La Corte UE rileva poi che l’articolo 37 della direttiva 2009/72, relativo ai compiti e ai poteri dell’autorità di regolazione, non fa menzione della competenza di imporre alle società elettriche la restituzione di qualsiasi somma percepita a titolo di una clausola contrattuale considerata illegittima. Tuttavia, l’utilizzo, nell’articolo 37, paragrafo 4, della direttiva 2009/72, dell’espressione «all’autorità di regolamentazione devono essere conferiti almeno i poteri seguenti», indica che poteri diversi da quelli espressamente menzionati in detto articolo 37, paragrafo 4, possano essere attribuiti all’autorità, al fine di permetterle di assolvere i propri compiti contemplati all’articolo 37, paragrafi 1, 3 e 6, di tale direttiva.
Assicurare il rispetto degli obblighi di trasparenza che gravano sulle società elettriche e tutelare i consumatori rientrano, infatti, tra i compiti delle autorità di regolazione nazionali contemplati all’articolo 37, paragrafi 1, 3 e 6, di detta direttiva.
La Corte constata, pertanto, che uno Stato membro possa conferire all’autorità di regolazione il potere di ordinare a tali operatori la restituzione delle somme da essi percepite in violazione delle prescrizioni in materia di tutela dei consumatori, e segnatamente quelle concernenti l’obbligo di trasparenza e l’esattezza della fatturazione.
Tale interpretazione non è rimessa in discussione nemmeno dalla circostanza che l’articolo 36 della direttiva 2009/72 stabilisca che l’autorità di regolazione nazionale adotti le misure necessarie «in stretta consultazione con altre autorità nazionali pertinenti, incluse le autorità garanti della concorrenza, se del caso, e fatte salve le rispettive competenze», o che l’articolo 37, paragrafo 1, lettera n), di tale direttiva contenga l’espressione «in collaborazione con altre autorità competenti». Infatti – secondo l’interpretazione della Corte UE –l’impiego dei termini «se del caso» implica che tale consultazione è necessaria unicamente qualora la misura che si intende adottare possa avere implicazioni per altre autorità competenti.

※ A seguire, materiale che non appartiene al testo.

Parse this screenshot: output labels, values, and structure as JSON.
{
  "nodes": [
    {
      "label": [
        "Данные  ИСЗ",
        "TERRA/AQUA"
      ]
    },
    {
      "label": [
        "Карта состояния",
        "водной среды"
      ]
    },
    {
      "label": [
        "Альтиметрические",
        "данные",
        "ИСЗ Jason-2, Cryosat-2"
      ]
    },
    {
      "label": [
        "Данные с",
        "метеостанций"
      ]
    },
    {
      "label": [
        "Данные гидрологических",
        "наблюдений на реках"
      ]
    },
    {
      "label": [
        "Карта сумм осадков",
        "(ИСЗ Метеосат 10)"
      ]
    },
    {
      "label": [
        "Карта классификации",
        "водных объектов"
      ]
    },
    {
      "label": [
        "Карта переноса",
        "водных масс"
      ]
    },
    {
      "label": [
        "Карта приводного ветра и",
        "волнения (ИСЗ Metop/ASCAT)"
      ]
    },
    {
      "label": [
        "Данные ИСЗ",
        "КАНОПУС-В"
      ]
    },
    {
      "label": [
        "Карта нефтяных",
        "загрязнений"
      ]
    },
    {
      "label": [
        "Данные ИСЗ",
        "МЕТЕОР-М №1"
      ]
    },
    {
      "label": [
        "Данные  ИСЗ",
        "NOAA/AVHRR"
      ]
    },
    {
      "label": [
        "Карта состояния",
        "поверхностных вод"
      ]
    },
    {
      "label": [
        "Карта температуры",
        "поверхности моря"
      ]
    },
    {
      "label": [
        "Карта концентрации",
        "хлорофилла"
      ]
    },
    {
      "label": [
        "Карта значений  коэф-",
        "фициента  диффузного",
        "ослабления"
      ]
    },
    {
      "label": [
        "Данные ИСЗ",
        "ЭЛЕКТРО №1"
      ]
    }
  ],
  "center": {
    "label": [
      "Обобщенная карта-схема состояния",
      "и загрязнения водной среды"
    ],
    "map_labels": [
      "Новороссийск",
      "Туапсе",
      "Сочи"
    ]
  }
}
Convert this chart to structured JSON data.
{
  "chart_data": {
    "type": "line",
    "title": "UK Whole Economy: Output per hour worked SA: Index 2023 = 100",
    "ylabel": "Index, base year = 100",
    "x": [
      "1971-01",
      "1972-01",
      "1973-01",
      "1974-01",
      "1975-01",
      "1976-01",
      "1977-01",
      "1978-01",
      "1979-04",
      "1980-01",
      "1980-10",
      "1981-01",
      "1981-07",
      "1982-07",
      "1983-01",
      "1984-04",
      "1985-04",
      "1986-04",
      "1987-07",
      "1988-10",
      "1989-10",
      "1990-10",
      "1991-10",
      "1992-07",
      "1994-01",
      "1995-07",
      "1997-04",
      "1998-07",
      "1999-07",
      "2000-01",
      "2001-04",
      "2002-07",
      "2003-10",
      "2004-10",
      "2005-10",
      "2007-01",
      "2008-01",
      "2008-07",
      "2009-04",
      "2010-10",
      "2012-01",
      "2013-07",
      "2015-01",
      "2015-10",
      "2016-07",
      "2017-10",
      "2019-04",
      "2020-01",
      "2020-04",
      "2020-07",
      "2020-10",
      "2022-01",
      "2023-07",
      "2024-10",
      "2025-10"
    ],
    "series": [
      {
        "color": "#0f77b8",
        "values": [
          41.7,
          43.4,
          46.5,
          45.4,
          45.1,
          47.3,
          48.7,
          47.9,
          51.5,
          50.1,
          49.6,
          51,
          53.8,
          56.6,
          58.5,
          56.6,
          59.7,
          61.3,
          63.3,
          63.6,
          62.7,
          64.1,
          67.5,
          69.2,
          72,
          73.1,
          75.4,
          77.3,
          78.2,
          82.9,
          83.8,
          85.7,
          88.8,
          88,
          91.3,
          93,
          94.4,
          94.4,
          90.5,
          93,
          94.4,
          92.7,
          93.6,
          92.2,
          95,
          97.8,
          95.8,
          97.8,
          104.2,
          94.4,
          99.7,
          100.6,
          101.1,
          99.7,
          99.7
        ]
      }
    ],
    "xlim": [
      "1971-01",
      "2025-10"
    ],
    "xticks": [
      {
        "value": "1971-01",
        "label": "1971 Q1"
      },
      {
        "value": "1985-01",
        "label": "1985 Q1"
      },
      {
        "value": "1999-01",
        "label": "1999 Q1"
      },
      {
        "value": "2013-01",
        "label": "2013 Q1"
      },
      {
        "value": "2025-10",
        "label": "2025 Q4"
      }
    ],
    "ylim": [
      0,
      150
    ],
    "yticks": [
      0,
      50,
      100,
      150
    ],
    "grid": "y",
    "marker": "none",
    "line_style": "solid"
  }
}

Da ultimo, la Corte precisa che nella misura in cui la tutela dei consumatori e il rispetto degli obblighi di trasparenza rientrano tra i compiti previsti dall’articolo 37 della direttiva 2009/72, il motivo esatto per cui, al fine di assolvere uno di questi compiti, venga ordinato ad una società elettrica di rimborsare i propri clienti non assume alcun rilievo. La Corte UE conclude quindi affermando che «l’articolo 37, paragrafo 1, lettere i) ed n), e paragrafo 4, lettera d), della direttiva 2009/72/CE del Parlamento europeo e del Consiglio, del 13 luglio 2009, relativa a norme comuni per il mercato interno dell’energia elettrica e che abroga la direttiva 2003/54/CE, nonché l’allegato I della direttiva 2009/72, devono essere interpretati nel senso che essi non ostano a che uno Stato membro conferisca all’autorità di regolazione nazionale il potere di ordinare alle società elettriche di restituire ai loro clienti finali la somma corrispondente al corrispettivo versato da questi ultimi a titolo di costi di gestione amministrativa in applicazione di una clausola contrattuale considerata illegittima da tale autorità, e ciò anche nel caso in cui l’ordine di restituzione in questione non sia fondato su ragioni attinenti alla qualità del servizio di cui trattasi fornito da dette società, bensì sulla violazione di obblighi di trasparenza tariffaria».